The Arsenal captain, Buchan, praised the Cardiff team saying "My congratulations to Cardiff City on being the first club in history to take the Cup out of England. We did our very utmost to prevent them from doing so, but we did not succeed. As, however, the trophy is gone to Cardiff, there is no one who more heartily congratualtes them than the captain of the losers. Cardiff played an honest, clean game, each member of the team obviously striving to do his utmost and my final words are good luck to the City and good luck to Wales and its association football now that they have the Cup."

Less than a fortnight later, Cardiff beat Rhyl 2–0 in the final of the Welsh Cup to claim an unprecedented transnational cup double.
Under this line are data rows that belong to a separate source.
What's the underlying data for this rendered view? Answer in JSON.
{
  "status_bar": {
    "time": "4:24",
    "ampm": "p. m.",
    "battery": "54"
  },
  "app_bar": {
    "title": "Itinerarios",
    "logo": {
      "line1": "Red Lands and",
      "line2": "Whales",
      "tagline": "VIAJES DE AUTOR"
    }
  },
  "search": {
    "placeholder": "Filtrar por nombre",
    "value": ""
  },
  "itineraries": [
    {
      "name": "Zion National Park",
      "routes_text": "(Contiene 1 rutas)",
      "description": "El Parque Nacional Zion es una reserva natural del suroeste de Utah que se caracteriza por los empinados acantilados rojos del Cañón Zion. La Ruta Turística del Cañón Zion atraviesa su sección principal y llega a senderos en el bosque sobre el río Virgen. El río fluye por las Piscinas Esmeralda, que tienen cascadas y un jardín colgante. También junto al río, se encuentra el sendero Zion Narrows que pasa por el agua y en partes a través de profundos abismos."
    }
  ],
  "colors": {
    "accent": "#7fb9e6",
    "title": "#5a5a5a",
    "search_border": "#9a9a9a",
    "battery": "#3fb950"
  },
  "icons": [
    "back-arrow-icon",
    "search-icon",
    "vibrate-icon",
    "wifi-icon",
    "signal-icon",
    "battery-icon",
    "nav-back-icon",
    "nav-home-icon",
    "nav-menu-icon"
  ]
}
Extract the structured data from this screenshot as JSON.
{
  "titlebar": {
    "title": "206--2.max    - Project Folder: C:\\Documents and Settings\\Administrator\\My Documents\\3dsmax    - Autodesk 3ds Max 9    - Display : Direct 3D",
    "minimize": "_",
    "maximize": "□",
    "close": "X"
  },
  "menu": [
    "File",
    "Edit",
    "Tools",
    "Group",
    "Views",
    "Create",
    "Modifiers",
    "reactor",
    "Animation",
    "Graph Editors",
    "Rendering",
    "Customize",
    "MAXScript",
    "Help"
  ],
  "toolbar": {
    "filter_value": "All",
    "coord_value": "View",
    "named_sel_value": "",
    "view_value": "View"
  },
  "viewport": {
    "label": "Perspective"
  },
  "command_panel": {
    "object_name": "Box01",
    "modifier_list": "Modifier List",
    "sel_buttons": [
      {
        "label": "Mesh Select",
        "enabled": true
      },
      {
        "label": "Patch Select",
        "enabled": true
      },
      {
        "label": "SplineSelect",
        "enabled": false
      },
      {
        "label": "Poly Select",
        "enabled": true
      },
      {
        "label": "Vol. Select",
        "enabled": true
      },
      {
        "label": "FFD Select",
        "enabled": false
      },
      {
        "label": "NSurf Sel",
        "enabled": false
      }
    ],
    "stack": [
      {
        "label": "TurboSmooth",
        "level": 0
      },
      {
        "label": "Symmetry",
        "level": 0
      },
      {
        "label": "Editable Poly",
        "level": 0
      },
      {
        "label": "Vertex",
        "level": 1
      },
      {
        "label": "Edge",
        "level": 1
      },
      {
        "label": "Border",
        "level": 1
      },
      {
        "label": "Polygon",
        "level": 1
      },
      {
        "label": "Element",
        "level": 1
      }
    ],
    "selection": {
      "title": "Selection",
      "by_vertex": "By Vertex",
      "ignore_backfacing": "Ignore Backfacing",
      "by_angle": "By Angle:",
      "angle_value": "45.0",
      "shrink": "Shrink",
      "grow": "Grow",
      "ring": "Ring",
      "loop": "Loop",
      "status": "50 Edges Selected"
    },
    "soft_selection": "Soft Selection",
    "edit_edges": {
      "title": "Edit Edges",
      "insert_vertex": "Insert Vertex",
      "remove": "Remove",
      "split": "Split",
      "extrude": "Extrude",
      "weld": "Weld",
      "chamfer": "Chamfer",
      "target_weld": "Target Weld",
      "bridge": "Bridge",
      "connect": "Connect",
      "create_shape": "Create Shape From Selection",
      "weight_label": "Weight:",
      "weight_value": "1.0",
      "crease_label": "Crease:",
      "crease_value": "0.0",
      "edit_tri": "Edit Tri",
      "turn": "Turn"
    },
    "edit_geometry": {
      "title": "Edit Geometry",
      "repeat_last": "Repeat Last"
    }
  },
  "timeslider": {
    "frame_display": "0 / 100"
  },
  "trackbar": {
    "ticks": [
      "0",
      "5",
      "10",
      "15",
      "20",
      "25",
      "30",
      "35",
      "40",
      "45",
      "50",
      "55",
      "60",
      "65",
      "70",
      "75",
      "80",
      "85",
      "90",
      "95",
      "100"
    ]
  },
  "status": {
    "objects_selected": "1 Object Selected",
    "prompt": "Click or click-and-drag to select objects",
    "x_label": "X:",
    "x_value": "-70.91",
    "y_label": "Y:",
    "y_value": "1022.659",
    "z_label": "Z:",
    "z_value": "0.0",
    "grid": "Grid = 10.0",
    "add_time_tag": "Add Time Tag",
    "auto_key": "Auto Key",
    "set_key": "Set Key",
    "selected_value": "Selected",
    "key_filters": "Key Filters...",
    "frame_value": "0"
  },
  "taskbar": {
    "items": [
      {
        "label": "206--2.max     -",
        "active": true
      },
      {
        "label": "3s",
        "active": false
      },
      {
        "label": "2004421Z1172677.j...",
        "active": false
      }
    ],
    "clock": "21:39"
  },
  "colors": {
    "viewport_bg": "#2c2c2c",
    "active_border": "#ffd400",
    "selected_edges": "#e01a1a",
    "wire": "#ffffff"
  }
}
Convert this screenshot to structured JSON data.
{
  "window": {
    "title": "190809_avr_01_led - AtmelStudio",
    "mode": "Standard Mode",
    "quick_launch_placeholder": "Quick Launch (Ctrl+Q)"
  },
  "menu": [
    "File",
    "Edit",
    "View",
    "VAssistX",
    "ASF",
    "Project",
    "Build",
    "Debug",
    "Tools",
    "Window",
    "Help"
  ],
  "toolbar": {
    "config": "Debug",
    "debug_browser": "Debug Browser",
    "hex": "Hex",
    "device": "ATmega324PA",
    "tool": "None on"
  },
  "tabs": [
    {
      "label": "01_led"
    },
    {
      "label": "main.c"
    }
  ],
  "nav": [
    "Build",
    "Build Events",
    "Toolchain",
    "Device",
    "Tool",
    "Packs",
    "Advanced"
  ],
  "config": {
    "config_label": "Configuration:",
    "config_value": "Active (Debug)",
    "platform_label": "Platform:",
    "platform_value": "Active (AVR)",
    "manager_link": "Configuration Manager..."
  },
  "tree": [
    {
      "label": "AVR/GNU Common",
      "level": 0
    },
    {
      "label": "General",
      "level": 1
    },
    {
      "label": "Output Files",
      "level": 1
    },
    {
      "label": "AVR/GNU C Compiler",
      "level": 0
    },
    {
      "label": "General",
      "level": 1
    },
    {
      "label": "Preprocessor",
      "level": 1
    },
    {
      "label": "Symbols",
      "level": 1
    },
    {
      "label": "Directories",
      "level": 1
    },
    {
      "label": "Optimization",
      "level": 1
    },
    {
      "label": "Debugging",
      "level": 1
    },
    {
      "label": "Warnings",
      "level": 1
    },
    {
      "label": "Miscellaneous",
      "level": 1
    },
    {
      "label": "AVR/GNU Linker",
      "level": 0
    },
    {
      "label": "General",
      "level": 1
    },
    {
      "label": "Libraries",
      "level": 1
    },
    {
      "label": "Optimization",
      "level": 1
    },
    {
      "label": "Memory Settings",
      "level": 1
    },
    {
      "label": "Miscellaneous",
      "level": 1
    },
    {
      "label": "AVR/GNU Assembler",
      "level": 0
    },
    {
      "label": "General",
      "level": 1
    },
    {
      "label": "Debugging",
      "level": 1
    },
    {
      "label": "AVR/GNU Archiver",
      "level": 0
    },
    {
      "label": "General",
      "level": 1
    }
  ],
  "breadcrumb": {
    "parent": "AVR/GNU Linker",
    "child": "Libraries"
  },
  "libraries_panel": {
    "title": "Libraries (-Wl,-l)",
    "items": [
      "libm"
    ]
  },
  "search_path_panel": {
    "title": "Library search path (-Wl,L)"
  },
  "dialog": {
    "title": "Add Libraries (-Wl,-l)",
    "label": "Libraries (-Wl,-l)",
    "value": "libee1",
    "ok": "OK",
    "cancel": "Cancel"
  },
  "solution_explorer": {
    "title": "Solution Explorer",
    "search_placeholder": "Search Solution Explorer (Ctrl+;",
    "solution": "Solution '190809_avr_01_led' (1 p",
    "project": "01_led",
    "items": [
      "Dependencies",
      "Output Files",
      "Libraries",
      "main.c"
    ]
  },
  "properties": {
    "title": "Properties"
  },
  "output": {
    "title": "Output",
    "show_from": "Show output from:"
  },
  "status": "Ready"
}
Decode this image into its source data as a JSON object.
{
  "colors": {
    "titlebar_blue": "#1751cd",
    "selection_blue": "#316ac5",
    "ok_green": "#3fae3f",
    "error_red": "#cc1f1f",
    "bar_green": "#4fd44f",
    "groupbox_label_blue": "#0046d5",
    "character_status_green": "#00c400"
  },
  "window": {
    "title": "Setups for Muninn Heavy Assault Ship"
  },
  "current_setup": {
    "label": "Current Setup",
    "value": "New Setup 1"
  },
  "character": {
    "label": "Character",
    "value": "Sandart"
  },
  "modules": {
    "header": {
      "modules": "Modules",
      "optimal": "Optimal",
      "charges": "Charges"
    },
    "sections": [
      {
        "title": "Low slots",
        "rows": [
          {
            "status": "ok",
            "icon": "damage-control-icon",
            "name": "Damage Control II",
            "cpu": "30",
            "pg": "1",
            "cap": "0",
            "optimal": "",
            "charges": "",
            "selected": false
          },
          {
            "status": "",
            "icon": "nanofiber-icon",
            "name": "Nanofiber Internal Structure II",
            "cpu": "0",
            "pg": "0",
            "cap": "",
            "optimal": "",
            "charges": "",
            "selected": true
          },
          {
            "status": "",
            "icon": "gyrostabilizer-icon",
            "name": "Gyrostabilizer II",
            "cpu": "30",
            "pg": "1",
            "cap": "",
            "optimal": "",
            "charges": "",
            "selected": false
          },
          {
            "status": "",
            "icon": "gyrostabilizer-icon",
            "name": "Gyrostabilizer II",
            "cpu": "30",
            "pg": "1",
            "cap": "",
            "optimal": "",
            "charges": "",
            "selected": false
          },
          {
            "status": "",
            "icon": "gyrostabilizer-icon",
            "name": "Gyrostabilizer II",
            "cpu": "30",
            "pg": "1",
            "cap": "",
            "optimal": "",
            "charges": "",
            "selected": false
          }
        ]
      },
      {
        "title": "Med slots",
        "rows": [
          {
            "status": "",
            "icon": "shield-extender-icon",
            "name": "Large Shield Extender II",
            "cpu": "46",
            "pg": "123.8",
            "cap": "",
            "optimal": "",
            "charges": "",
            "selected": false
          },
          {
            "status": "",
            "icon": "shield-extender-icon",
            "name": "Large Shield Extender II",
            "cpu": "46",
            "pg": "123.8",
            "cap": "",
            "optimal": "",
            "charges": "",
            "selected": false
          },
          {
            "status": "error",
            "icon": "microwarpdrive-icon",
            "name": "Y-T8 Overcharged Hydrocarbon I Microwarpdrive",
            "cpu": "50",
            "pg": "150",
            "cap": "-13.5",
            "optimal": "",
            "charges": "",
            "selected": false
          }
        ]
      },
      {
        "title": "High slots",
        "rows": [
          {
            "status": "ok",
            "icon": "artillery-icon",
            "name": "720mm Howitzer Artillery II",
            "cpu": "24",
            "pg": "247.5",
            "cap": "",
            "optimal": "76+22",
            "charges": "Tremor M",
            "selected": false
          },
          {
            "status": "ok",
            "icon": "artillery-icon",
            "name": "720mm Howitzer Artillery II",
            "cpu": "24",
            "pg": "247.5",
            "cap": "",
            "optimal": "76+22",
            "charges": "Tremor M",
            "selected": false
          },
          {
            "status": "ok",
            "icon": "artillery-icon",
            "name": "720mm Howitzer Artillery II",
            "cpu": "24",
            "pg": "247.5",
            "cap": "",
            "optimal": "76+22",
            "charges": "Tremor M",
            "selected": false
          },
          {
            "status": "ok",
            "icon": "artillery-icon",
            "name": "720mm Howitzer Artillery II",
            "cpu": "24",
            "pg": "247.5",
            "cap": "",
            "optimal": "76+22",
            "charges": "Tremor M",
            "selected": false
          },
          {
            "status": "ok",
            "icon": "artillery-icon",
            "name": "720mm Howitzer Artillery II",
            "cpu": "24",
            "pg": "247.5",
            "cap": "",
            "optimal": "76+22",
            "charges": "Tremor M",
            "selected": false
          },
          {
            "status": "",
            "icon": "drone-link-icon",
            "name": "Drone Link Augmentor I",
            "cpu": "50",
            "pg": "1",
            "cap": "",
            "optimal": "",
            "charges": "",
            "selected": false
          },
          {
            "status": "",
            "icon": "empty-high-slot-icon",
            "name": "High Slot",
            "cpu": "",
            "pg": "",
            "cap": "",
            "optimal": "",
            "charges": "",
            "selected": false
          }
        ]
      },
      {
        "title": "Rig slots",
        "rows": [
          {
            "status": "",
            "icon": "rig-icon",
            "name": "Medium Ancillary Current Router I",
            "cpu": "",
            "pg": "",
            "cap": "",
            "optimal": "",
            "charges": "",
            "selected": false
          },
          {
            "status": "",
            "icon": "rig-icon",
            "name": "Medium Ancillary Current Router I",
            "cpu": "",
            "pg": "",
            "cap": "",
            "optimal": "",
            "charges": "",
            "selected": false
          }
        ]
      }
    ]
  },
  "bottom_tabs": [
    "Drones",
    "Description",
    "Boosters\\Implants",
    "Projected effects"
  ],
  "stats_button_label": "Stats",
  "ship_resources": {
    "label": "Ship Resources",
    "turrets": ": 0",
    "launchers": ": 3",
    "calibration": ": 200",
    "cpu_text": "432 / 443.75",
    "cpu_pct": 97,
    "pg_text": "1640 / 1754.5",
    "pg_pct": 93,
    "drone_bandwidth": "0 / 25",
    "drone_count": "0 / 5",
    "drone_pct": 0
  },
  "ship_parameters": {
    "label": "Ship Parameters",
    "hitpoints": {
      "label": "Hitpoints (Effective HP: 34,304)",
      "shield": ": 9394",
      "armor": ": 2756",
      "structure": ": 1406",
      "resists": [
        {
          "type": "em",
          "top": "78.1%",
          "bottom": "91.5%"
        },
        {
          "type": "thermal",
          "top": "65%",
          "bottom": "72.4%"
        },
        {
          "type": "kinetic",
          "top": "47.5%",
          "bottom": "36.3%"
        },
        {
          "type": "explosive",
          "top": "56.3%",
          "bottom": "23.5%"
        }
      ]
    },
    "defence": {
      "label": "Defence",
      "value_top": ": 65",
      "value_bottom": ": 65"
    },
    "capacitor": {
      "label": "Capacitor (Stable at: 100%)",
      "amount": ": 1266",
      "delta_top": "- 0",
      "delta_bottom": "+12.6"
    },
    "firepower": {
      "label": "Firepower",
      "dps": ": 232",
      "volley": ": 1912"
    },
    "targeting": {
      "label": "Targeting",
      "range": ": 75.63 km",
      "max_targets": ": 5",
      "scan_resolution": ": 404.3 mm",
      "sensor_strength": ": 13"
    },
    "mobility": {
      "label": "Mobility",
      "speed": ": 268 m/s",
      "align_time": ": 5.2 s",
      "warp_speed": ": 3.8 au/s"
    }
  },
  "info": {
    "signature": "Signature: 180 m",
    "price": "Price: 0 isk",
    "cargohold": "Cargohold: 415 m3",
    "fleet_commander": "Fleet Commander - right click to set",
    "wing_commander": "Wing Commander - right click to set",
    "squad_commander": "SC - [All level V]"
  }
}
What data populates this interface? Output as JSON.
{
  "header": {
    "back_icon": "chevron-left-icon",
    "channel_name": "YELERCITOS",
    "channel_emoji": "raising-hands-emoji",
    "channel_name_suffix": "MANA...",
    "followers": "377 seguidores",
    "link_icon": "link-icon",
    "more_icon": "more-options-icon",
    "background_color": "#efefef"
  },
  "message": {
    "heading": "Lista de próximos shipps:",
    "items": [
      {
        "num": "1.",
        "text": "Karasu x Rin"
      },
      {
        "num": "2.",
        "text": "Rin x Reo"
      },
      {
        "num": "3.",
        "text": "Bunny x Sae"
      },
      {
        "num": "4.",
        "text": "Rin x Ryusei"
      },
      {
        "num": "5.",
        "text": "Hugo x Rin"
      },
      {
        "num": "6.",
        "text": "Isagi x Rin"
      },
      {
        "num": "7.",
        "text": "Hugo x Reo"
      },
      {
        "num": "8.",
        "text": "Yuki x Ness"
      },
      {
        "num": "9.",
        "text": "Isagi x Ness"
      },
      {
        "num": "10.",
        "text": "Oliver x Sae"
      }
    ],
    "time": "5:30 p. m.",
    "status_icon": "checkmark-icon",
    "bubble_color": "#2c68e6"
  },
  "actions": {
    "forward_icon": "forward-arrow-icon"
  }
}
Cardiff also qualified for 1927 FA Charity Shield, defeating amateur team Corinthian by two goals to one with the winning goal once again by Ferguson. They also adopted triangular corner flags to commemorate the win. Ferguson returned to his native Scotland two years later, joining Dundee. He sank into depression after struggling to find form and committed suicide less than three years after his winning goal in the 1927 final. Cardiff's fortunes declined quickly afterwards. Within four years of the final, they had been relegated to the Football League Third Division South. Keenor remained captain during this period, and left the club after 19 years to transfer to Crewe Alexandra during the 1930–31 season. In 1934, Cardiff slipped further and were required to petition the Football Association to allow them to remain in the league after they finished last and were eligible to be removed from the competition. Cardiff's Ernie Curtis, who died in November 1992 at the age of 85, was the last surviving player from the final. He had been the youngest player in the match, aged 19 years and 317 days. Cardiff reached the FA Cup Final once more in 2008, where they lost by one goal to nil against Portsmouth.

Arsenal returned to the FA Cup Final in 1930, when they played Huddersfield Town, the former team of Arsenal's manager Herbert Chapman. They won the match by two goals to nil, marking the first major trophy to be won by the team. This began a period of success for the club, with two back-to-back league titles, first under Chapman and then under George Allison after Chapman's death. A further victory in the FA Cup followed in 1936 against Sheffield United.